Lettre d’Alain Blanchard au Préfet de l’Oise qui l’invite à participer aux débats sur l’identité nationale, voulus par Éric Besson.
8 juin 2009
Monsieur le Préfet,
Vous avez bien voulu m’inviter à l’une des réunions organisées sur le thème de « l’identité nationale » qui se tiendra le Jeudi 14 janvier 2009 à Senlis.
Je ne serai pas de ce débat qui tend à alimenter les dérives du communautarisme et appuie une notion totalitaire de l’identité comme l’indiquent les questions posées en préalable « Qu’est-ce qu’être français ? », pourquoi « être fier d’être français », comment « définir l’identité nationale aujourd’hui ». Ces questions insidieuses flattent les esprits les plus rétrogrades, alimentent de nauséabondes pulsions, ressemblent trop à celles qui en d’autres temps ont conduit à la pire des tragédies de toute l’histoire de l’humanité. J’ajoute que toute tentative de repli identitaire occulte l’essentiel qui touche aux conditions de l’exploitation du travail humain et à l’aggravation des inégalités, aux lourdes menaces qui pèsent sur l’environnement, aux véritables responsables de la crise actuelle.
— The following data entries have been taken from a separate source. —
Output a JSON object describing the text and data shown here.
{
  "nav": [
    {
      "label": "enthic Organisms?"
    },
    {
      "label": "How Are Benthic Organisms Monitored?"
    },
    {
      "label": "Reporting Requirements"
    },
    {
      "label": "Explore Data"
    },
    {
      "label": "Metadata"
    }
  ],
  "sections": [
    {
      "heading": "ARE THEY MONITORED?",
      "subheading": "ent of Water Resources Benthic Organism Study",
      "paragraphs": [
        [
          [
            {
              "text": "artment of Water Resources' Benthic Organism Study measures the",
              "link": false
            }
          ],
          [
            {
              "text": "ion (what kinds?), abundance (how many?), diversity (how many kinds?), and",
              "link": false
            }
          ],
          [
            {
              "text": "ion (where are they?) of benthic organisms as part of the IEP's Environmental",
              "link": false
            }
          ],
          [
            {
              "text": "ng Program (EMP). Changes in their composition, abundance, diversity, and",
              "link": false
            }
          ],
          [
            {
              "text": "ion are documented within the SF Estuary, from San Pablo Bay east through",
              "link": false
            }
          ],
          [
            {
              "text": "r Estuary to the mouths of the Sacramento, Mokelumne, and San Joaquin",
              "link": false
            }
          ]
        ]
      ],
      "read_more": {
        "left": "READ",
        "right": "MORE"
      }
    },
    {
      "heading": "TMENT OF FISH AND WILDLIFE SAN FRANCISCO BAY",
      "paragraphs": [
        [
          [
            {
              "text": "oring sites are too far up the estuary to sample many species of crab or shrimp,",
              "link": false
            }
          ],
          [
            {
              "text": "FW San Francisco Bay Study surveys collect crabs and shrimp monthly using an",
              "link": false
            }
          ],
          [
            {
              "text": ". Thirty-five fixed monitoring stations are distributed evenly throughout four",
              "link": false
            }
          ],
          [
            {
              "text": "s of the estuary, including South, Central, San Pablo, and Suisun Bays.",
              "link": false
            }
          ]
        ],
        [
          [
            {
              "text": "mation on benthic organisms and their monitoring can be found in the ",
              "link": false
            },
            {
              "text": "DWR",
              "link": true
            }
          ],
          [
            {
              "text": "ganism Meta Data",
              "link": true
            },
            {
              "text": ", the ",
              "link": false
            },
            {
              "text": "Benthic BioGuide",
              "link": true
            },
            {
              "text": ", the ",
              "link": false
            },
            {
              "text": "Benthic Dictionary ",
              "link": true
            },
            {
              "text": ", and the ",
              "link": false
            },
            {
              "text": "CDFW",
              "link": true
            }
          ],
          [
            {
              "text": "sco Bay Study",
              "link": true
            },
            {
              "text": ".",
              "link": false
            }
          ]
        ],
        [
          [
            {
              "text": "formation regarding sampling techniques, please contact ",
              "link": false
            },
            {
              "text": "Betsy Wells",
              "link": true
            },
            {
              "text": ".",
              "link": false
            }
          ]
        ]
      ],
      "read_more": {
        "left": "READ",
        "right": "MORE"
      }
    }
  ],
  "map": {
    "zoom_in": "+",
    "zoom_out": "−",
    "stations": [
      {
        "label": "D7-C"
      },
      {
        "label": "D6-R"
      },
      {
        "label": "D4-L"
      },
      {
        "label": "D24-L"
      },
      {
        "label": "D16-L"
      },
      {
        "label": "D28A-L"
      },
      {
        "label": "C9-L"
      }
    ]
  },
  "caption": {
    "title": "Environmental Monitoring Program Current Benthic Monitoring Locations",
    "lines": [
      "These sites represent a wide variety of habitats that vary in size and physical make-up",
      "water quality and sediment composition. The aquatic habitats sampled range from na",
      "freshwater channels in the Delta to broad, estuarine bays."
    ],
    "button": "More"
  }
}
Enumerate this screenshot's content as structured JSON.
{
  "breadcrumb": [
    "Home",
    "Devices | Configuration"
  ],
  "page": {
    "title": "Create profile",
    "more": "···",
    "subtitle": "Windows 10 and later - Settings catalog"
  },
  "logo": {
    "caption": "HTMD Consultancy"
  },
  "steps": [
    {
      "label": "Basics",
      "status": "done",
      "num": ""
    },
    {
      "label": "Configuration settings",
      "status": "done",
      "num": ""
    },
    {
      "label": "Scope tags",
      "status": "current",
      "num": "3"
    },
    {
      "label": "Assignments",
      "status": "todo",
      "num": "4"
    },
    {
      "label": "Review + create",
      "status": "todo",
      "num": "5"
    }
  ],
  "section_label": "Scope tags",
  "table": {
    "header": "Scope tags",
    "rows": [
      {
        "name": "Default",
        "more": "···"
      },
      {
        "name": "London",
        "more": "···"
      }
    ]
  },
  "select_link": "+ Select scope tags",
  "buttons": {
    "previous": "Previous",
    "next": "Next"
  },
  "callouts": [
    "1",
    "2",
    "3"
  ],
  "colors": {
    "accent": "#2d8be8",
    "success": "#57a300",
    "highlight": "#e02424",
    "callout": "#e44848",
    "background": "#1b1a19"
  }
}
J’évoque à peine les calculs politiciens et post électoraux que la presse commente abondamment et qui se dissimulent derrière une telle opération. S’il faut un vaste débat populaire, il doit porter sur l’histoire de la citoyenneté, de la démocratie dans notre pays, sur les droits de l’être humain et leur évolution, sur la préservation de notre planète et bien sûr, sur la Nation et la République. Vice président chargé de l’éducation et de la jeunesse au conseil général, je crois que la jeunesse de l’Oise, comme celle de notre pays, mériteraient de voir évoquer ces questions plutôt qu’un débat politicien et pernicieux, l’écartant les valeurs essentielles nécessaire à construire son devenir.
Ainsi tous ces biens communs des hommes et des femmes vivant en France n’ont pas été décrétés par un gouvernement, ni par un décret mais par l’addition de grands mouvements démocratiques et sociaux (1789, 1930, 1948, La Commune, 1936, La Résistance, le gouvernement de la Libération, les grands mouvements sociaux, le suffrage universel) et par l’apport des citoyens et citoyennes quelque soient leur origine, leur culture.
Nation et République, sont des constructions permanentes et jamais écrites, dues au travail des citoyens et des citoyennes eux-mêmes. D’ailleurs, notre pays a connu des périodes sombres comme la collaboration ou la colonisation, ou encore l’affaire Dreyfus, mais aussi et heureusement le plus souvent des périodes d’avancées humaines, de résistances et de conquêtes. Oui, nous avons besoin de débats citoyens, avec au cœur des questions telles que le droit de chacun et chacune à l’éducation, au travail, à la santé, à un environnement de qualité, des questions telles que les droits des femmes à vivre libres et égales, des questions telles que les droits des enfants, telles que l’avenir des collectivités et des institutions républicaines, telles que le droit des salariés à avoir des papiers. Oui, la République peut se questionner, elle doit le faire à partir des droits de l’être humain et non d’un a priori sur le statut de Français ou pire encore la stigmatisation de telles ou tels.
Avec l’action que nous conduisons en partenariat avec l’inspection d’académie et les équipes éducatives des collèges sur le travail de mémoire nous pensons contribuer à donner aux jeunes collégiens des repères autrement utile pour renforcer la notion du « vivre ensemble » aux antipodes des tentatives de division qu’alimentent le débat auquel vous me conviez.
Je me permets de vous indiquer que je suis favorable à la disparition du ministère de l’identité nationale qui dors et déjà s’inscrit comme une tache dans l’histoire de notre pays, tout comme je suis favorable à la régularisation des travailleurs sans papier, qui contribuent à l’essor et à la richesse de notre pays et mérite d’être reconnu par notre Nation.
Je vous prie donc de bien vouloir m’excuser et, Je vous prie d’agréer, Monsieur le Préfet, mes meilleures salutations.
Alain Blanchard Vice président du conseil général de l’Oise, Conseiller municipal de la ville de Saint Leu d’Esserent. Paris, le 10 décembre 2009.